Wednesday, August 08, 2007

Boomsticks: Why ban health and safety gear?


Another gem from Oleg Volk.


You'd be surprised how many people don't see suppressors from this angle. When they give you the "Silencers should be illegal!" jazz, fire back with:

"If I don't put a silencer on my car, my motorcycle, or my chainsaw, they can throw me in jail, but if I do put one on my gun they can throw me in jail. I don't get it. Is my hearing important, or isn't it?"

8 comments:

Blackwing1 said...

It's my understanding that silencers (or "moderators" as they're called in the UK, where they're legal) are completely banned here in the Soviet Socialist State of Minnesnowta. That being said, I've never had the opportunity to shoot a .22 with one on.

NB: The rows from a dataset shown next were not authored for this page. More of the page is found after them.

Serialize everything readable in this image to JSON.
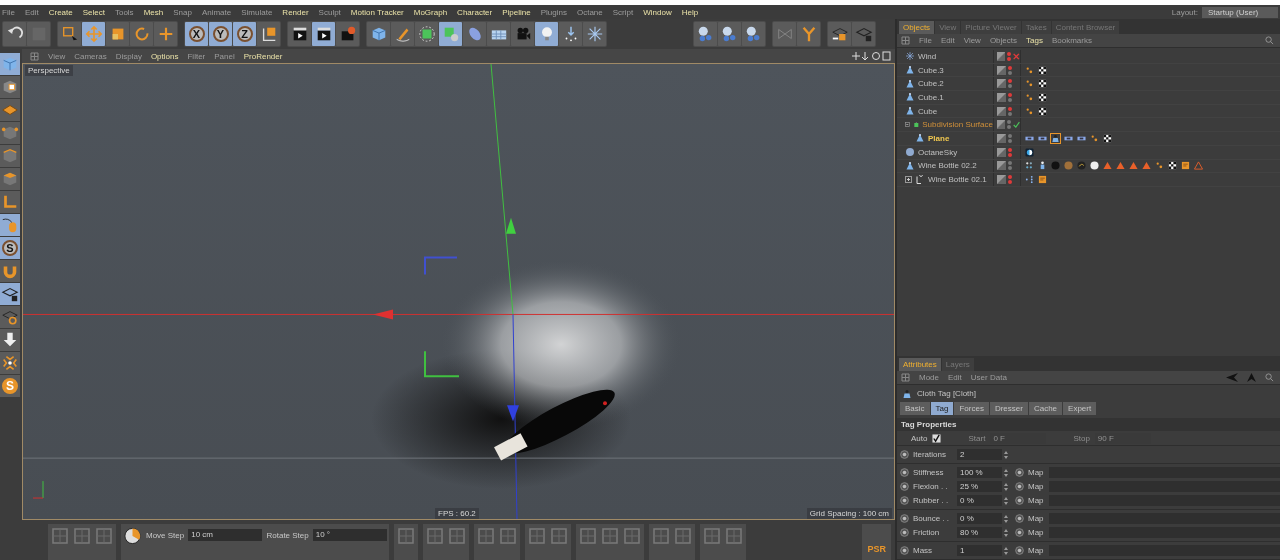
{
  "menu": [
    {
      "label": "File",
      "highlighted": false
    },
    {
      "label": "Edit",
      "highlighted": false
    },
    {
      "label": "Create",
      "highlighted": true
    },
    {
      "label": "Select",
      "highlighted": true
    },
    {
      "label": "Tools",
      "highlighted": false
    },
    {
      "label": "Mesh",
      "highlighted": true
    },
    {
      "label": "Snap",
      "highlighted": false
    },
    {
      "label": "Animate",
      "highlighted": false
    },
    {
      "label": "Simulate",
      "highlighted": false
    },
    {
      "label": "Render",
      "highlighted": true
    },
    {
      "label": "Sculpt",
      "highlighted": false
    },
    {
      "label": "Motion Tracker",
      "highlighted": true
    },
    {
      "label": "MoGraph",
      "highlighted": true
    },
    {
      "label": "Character",
      "highlighted": true
    },
    {
      "label": "Pipeline",
      "highlighted": true
    },
    {
      "label": "Plugins",
      "highlighted": false
    },
    {
      "label": "Octane",
      "highlighted": false
    },
    {
      "label": "Script",
      "highlighted": false
    },
    {
      "label": "Window",
      "highlighted": true
    },
    {
      "label": "Help",
      "highlighted": true
    }
  ],
  "layout": {
    "label": "Layout:",
    "value": "Startup (User)"
  },
  "toolbar": [
    [
      {
        "kind": "undo",
        "selected": false
      },
      {
        "kind": "redo",
        "selected": false
      }
    ],
    [
      {
        "kind": "select-rect",
        "selected": false
      },
      {
        "kind": "move",
        "selected": true
      },
      {
        "kind": "scale",
        "selected": false
      },
      {
        "kind": "rotate",
        "selected": false
      },
      {
        "kind": "plus",
        "selected": false
      }
    ],
    [
      {
        "kind": "axis-letter",
        "label": "X",
        "selected": true
      },
      {
        "kind": "axis-letter",
        "label": "Y",
        "selected": true
      },
      {
        "kind": "axis-letter",
        "label": "Z",
        "selected": true
      },
      {
        "kind": "axis-cube",
        "selected": false
      }
    ],
    [
      {
        "kind": "clapper",
        "selected": false
      },
      {
        "kind": "clapper",
        "selected": true
      },
      {
        "kind": "clapper-gear",
        "selected": false
      }
    ],
    [
      {
        "kind": "cube",
        "selected": false
      },
      {
        "kind": "pen",
        "selected": false
      },
      {
        "kind": "generator-cube",
        "selected": false
      },
      {
        "kind": "cube-cluster",
        "selected": true
      },
      {
        "kind": "capsule",
        "selected": false
      },
      {
        "kind": "grid-plane",
        "selected": false
      },
      {
        "kind": "camera",
        "selected": false
      },
      {
        "kind": "bulb",
        "selected": true
      },
      {
        "kind": "dots-arrow",
        "selected": false
      },
      {
        "kind": "snowflake",
        "selected": false
      }
    ],
    [
      {
        "kind": "sphere-group",
        "selected": false
      },
      {
        "kind": "sphere-group",
        "selected": false
      },
      {
        "kind": "sphere-group",
        "selected": false
      }
    ],
    [
      {
        "kind": "mirror",
        "selected": false
      },
      {
        "kind": "y-shape",
        "selected": false
      }
    ],
    [
      {
        "kind": "grid-cube",
        "selected": false
      },
      {
        "kind": "grid-lock",
        "selected": false
      }
    ]
  ],
  "tools": [
    {
      "kind": "cube",
      "selected": true
    },
    {
      "kind": "checker-cube",
      "selected": false
    },
    {
      "kind": "flat-grid",
      "selected": false
    },
    {
      "kind": "cube-points",
      "selected": false
    },
    {
      "kind": "cube-edges",
      "selected": false
    },
    {
      "kind": "cube-face",
      "selected": false
    },
    {
      "kind": "l-shape",
      "selected": false
    },
    {
      "kind": "mouse",
      "selected": true
    },
    {
      "kind": "letter-circle",
      "label": "S",
      "selected": true
    },
    {
      "kind": "magnet",
      "selected": false
    },
    {
      "kind": "grid-lock",
      "selected": true
    },
    {
      "kind": "grid-ring",
      "selected": false
    },
    {
      "kind": "down-arrow",
      "selected": false
    },
    {
      "kind": "x-arrows",
      "selected": false
    },
    {
      "kind": "letter-badge",
      "label": "S",
      "selected": false
    }
  ],
  "viewport": {
    "menu": [
      {
        "label": "View",
        "highlighted": false
      },
      {
        "label": "Cameras",
        "highlighted": false
      },
      {
        "label": "Display",
        "highlighted": false
      },
      {
        "label": "Options",
        "highlighted": true
      },
      {
        "label": "Filter",
        "highlighted": false
      },
      {
        "label": "Panel",
        "highlighted": false
      },
      {
        "label": "ProRender",
        "highlighted": true
      }
    ],
    "camera": "Perspective",
    "fps": "FPS : 60.2",
    "grid_spacing": "Grid Spacing : 100 cm"
  },
  "bottom_bar": {
    "fields": [
      {
        "label": "Move Step",
        "value": "10 cm"
      },
      {
        "label": "Rotate Step",
        "value": "10 °"
      }
    ],
    "psr": "PSR"
  },
  "object_manager": {
    "tabs": [
      {
        "label": "Objects",
        "selected": true
      },
      {
        "label": "View",
        "selected": false
      },
      {
        "label": "Picture Viewer",
        "selected": false
      },
      {
        "label": "Takes",
        "selected": false
      },
      {
        "label": "Content Browser",
        "selected": false
      }
    ],
    "menu": [
      {
        "label": "File",
        "highlighted": false
      },
      {
        "label": "Edit",
        "highlighted": false
      },
      {
        "label": "View",
        "highlighted": false
      },
      {
        "label": "Objects",
        "highlighted": false
      },
      {
        "label": "Tags",
        "highlighted": true
      },
      {
        "label": "Bookmarks",
        "highlighted": false
      }
    ],
    "objects": [
      {
        "name": "Wind",
        "kind": "wind",
        "highlighted": false,
        "selected": false,
        "hidden_in_editor": true,
        "hidden_in_render": true,
        "enabled": false
      },
      {
        "name": "Cube.3",
        "kind": "polygon",
        "highlighted": false,
        "selected": false,
        "hidden_in_editor": true,
        "hidden_in_render": false,
        "tags": [
          {
            "kind": "phong",
            "selected": false
          },
          {
            "kind": "texture",
            "selected": false
          }
        ]
      },
      {
        "name": "Cube.2",
        "kind": "polygon",
        "highlighted": false,
        "selected": false,
        "hidden_in_editor": true,
        "hidden_in_render": false,
        "tags": [
          {
            "kind": "phong",
            "selected": false
          },
          {
            "kind": "texture",
            "selected": false
          }
        ]
      },
      {
        "name": "Cube.1",
        "kind": "polygon",
        "highlighted": false,
        "selected": false,
        "hidden_in_editor": true,
        "hidden_in_render": false,
        "tags": [
          {
            "kind": "phong",
            "selected": false
          },
          {
            "kind": "texture",
            "selected": false
          }
        ]
      },
      {
        "name": "Cube",
        "kind": "polygon",
        "highlighted": false,
        "selected": false,
        "hidden_in_editor": true,
        "hidden_in_render": false,
        "tags": [
          {
            "kind": "phong",
            "selected": false
          },
          {
            "kind": "texture",
            "selected": false
          }
        ]
      },
      {
        "name": "Subdivision Surface",
        "kind": "subdivision",
        "highlighted": true,
        "selected": false,
        "hidden_in_editor": false,
        "hidden_in_render": false,
        "enabled": true,
        "expanded": true,
        "children": [
          {
            "name": "Plane",
            "kind": "polygon",
            "highlighted": false,
            "selected": true,
            "hidden_in_editor": false,
            "hidden_in_render": false,
            "tags": [
              {
                "kind": "constraint",
                "selected": false
              },
              {
                "kind": "constraint",
                "selected": false
              },
              {
                "kind": "cloth",
                "selected": true
              },
              {
                "kind": "constraint",
                "selected": false
              },
              {
                "kind": "constraint",
                "selected": false
              },
              {
                "kind": "phong",
                "selected": false
              },
              {
                "kind": "texture",
                "selected": false
              }
            ]
          }
        ]
      },
      {
        "name": "OctaneSky",
        "kind": "sky",
        "highlighted": false,
        "selected": false,
        "hidden_in_editor": true,
        "hidden_in_render": true,
        "tags": [
          {
            "kind": "sky-tag",
            "selected": false
          }
        ]
      },
      {
        "name": "Wine Bottle 02.2",
        "kind": "polygon",
        "highlighted": false,
        "selected": false,
        "hidden_in_editor": false,
        "hidden_in_render": false,
        "tags": [
          {
            "kind": "dots",
            "selected": false
          },
          {
            "kind": "figure",
            "selected": false
          },
          {
            "kind": "material-black",
            "selected": false
          },
          {
            "kind": "material-brown",
            "selected": false
          },
          {
            "kind": "material-gold",
            "selected": false
          },
          {
            "kind": "material-white",
            "selected": false
          },
          {
            "kind": "triangle",
            "selected": false
          },
          {
            "kind": "triangle",
            "selected": false
          },
          {
            "kind": "triangle",
            "selected": false
          },
          {
            "kind": "triangle",
            "selected": false
          },
          {
            "kind": "phong",
            "selected": false
          },
          {
            "kind": "texture",
            "selected": false
          },
          {
            "kind": "note",
            "selected": false
          },
          {
            "kind": "warning",
            "selected": false
          }
        ]
      },
      {
        "name": "Wine Bottle 02.1",
        "kind": "null",
        "highlighted": false,
        "selected": false,
        "hidden_in_editor": true,
        "hidden_in_render": true,
        "expanded": false,
        "tags": [
          {
            "kind": "hierarchy",
            "selected": false
          },
          {
            "kind": "note",
            "selected": false
          }
        ]
      }
    ]
  },
  "attributes": {
    "tabs": [
      {
        "label": "Attributes",
        "selected": true
      },
      {
        "label": "Layers",
        "selected": false
      }
    ],
    "menu": [
      {
        "label": "Mode",
        "highlighted": false
      },
      {
        "label": "Edit",
        "highlighted": false
      },
      {
        "label": "User Data",
        "highlighted": false
      }
    ],
    "title": "Cloth Tag [Cloth]",
    "pages": [
      {
        "label": "Basic",
        "selected": false
      },
      {
        "label": "Tag",
        "selected": true
      },
      {
        "label": "Forces",
        "selected": false
      },
      {
        "label": "Dresser",
        "selected": false
      },
      {
        "label": "Cache",
        "selected": false
      },
      {
        "label": "Expert",
        "selected": false
      }
    ],
    "section": "Tag Properties",
    "auto": {
      "label": "Auto",
      "checked": true
    },
    "start": {
      "label": "Start",
      "value": "0 F",
      "disabled": true
    },
    "stop": {
      "label": "Stop",
      "value": "90 F",
      "disabled": true
    },
    "groups": [
      [
        {
          "label": "Iterations",
          "value": "2",
          "map": false
        }
      ],
      [
        {
          "label": "Stiffness",
          "value": "100 %",
          "map": true,
          "map_label": "Map"
        },
        {
          "label": "Flexion . .",
          "value": "25 %",
          "map": true,
          "map_label": "Map"
        },
        {
          "label": "Rubber . .",
          "value": "0 %",
          "map": true,
          "map_label": "Map"
        }
      ],
      [
        {
          "label": "Bounce . .",
          "value": "0 %",
          "map": true,
          "map_label": "Map"
        },
        {
          "label": "Friction",
          "value": "80 %",
          "map": true,
          "map_label": "Map"
        }
      ],
      [
        {
          "label": "Mass",
          "value": "1",
          "map": true,
          "map_label": "Map"
        }
      ]
    ]
  }
}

How do they affect accuracy? How well do they suppress the noise? Can you shoot a high-velocity .22 with them, or are you restricted for some reason to using only sub-sonic loads?

Tam said...

They will reduce a .22 to the point where no hearing protection is required. Even high vel loads from a .22 rifle sound like a powerful air rifle. Accuracy and velocity are often improved by a quality suppressor.

CGHill said...

And of course they're mandatory should you plan to shoot a mime.

Anonymous said...

But the Children must know when you're shooting!

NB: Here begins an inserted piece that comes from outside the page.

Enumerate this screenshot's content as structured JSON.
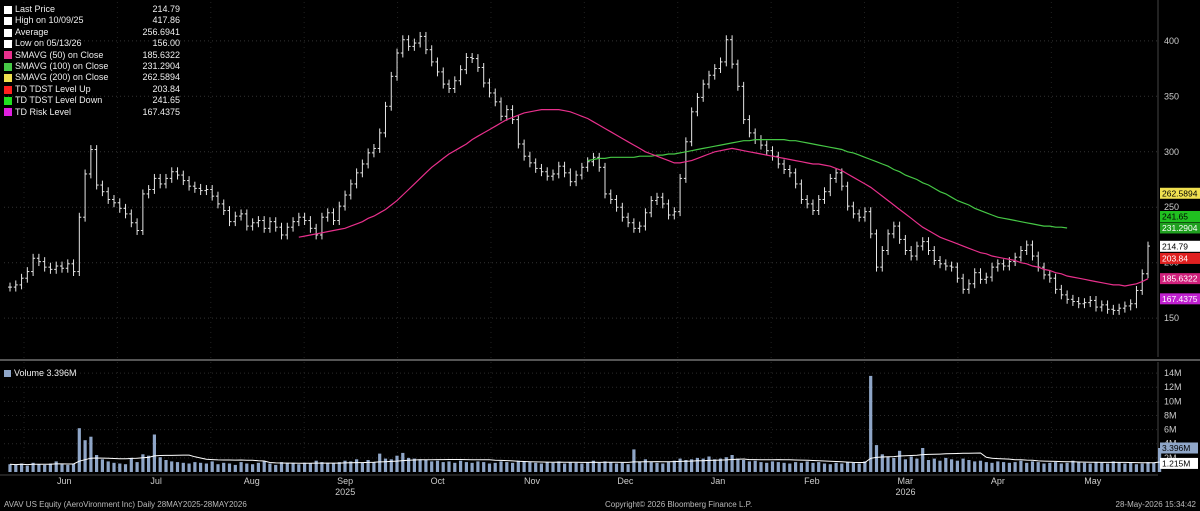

Is that $200 per, or a one time thing if you want to buy multiples?

Matt G said...

I've been asking this question for years.

IMHO, we should take that argument straight to Kalifornia, the state that tries to sue gun manufacturers for making "unsafe products" while at the same time banning safety equipment.

How many people each year are harmed from bullets in this country? Now, compare that to how many people in this country pemanently lose some of their hearing or get some tinitis from the sound made by the expanding gases pushing bullets out of the barrels of guns? What a bizarre concept: You have to make a huge noise that makes it unsafe for anyone to approach within 100 feet, and makes it so that everyone around must wear mufflers on their heads (which interfere with the ability to communicate-- kind of important when on a firing line), rather than put a dampening device on the firearm.

Again, when we apply the concept to the car, it's ludicrous.

"But guns are dangerous!" So are cars. Making it so that we can communicate around them ("Look out! Watch your step! He's swerving! Take cover!") is smart.

"Well, if you have to put on muffs to go near the gun, that will make it safer, because people won't get close enough to get shot." Really? A bullet can kill a man further away than he can hear the shot. We still have to be responsible for where we shoot. It would just be nice to hear someone walking up after we took a shot.

"Silencers are the tools of assassins! Criminals use silencers!" So if I use one, I'm a criminal, too? And, if it's against the law to possess a supressor, a self-aware murderer or would-be murderer will say "darn!" and do without one when he wanted one? A 2 liter plastic bottle and some duct tape makes a pretty decent suppressor (for one or two shots), but I don't seem to recall that being the M.O. for any murders, lately.

I actually can't recall the last time I heard of a silencer being used in a crime.


Now, can we move to another issue that irritates me (and which I discussed with a neophyte rider yesterday), which is the stupid "Loud pipes save lives" myth? Motorcyclists-- you're gonna have to let this one go.

Tam said...

"Is that $200 per, or a one time thing if you want to buy multiples?"

There is a $200 tax on every transfer of a machine-gun, suppressor, short-barreled rifle/shotgun, or destructive device. There is a $5 tax on the transfer of an "Any Other Weapon".

Cybrludite said...

"They will reduce a .22 to the point where no hearing protection is required."

Hell, my tinnitus does that already. Does this meaan I gotta pay a $200 tax on my ears? ;-)

jeff said...

That tinnitus sucks. Don't know where I got it, but I can hear it dang near most of the time.